Mais à quoi bon, mon cœur, ainsi délibérer ? »
Il se dit en effet qu’aucune fuite ne peut le sauver et il décide donc d’affronter Achille. C’est encore ainsi qu’au chant suivant, après la déroute, Hector délibère devant la porte de Troie, attendant Achille : ne devrait-il pas rentrer dans la ville ? Il renonce à cette première possibilité parce qu’il craint d’y devoir affronter les reproches justifiés de Polydamas d’avoir conduit l’armée à une défaite prévisible. Il envisage alors la possibilité de déposer ses armes et d’aller supplier Achille d’accepter la paix, et il imagine un moment tout ce qu’il pourrait lui offrir. Il s‘écrie alors :
Mais à quoi bon, mon cœur, ainsi délibérer ? »

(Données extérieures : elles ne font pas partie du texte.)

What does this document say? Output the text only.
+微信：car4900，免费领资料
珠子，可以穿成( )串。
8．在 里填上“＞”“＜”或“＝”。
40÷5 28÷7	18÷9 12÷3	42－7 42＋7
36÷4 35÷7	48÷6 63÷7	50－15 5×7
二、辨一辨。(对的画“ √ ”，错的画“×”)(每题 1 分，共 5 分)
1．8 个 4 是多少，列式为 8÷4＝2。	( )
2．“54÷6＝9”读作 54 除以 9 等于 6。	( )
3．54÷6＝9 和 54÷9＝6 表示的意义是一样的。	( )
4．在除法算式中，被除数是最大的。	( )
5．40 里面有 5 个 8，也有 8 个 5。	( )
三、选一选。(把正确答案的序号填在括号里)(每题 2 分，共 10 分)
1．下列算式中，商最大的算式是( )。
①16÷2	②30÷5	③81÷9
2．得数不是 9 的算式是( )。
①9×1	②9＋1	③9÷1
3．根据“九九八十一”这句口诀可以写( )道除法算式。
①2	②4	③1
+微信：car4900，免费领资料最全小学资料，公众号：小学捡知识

Car, se dit-il, s’il le rencontre désarmé Achille le tuera sans pitié. Mieux vaut donc combattre. C’est ainsi, enfin, qu’au vingtième chant de l’Odyssée, Ulysse, arrivé chez lui déguisé en mendiant, et voyant, la nuit venue, ses servantes se préparer à rejoindre les prétendants qui se sont installés dans sa maison, délibère s’il doit se précipiter pour les tuer ou attendre une meilleure occasion :
Son esprit et son cœur ne savaient que résoudre.
Allait-il se jeter sur elles, les tuer ?
Ou, pour le dernier soir, laisserait-il encore
Ces bandits les avoir ? Tout son cœur aboyait. »

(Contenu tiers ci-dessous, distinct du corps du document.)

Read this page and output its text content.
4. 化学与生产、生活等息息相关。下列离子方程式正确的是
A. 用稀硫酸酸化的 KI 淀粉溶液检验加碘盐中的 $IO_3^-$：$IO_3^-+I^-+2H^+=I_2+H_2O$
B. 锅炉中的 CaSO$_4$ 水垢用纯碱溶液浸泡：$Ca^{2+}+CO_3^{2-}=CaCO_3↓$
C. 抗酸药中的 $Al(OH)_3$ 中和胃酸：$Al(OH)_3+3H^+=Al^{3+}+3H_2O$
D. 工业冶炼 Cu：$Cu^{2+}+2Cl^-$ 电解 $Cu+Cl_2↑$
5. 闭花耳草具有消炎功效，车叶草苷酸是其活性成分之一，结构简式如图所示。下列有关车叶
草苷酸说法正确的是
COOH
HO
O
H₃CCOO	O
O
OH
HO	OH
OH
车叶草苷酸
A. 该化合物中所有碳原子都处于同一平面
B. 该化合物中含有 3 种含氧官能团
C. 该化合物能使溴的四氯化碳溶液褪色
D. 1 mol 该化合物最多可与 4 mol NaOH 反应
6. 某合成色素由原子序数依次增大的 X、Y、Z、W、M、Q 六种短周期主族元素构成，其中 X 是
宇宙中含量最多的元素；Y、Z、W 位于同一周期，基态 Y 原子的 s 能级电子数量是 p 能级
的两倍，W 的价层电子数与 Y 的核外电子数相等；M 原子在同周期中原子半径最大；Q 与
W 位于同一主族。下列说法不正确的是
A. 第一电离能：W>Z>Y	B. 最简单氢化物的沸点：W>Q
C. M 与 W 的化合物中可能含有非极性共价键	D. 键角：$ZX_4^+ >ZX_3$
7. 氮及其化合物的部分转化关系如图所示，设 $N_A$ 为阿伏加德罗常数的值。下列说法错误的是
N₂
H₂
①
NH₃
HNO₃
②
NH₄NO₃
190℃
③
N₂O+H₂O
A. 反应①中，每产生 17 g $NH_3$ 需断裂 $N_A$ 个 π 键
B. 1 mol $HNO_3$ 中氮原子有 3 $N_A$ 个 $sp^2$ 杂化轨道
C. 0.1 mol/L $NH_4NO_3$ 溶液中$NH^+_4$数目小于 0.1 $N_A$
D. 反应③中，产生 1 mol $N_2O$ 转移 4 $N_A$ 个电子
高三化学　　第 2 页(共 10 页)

Mais frappant sa poitrine, il gourmande son cœur :
Patience, mon cœur !…
Et il se rappelle à lui-même une situation analogue, dont il ne se tira que pour avoir temporisé C’est ainsi qu’il parlait, s’adressant à son cœur.
Son âme résistait, ancrée dans l’endurance,
Pendant qu’il se roulait d’un côté et de l’autre,
Méditant les moyens d’attaquer, à lui seul, cette foule éhontée. »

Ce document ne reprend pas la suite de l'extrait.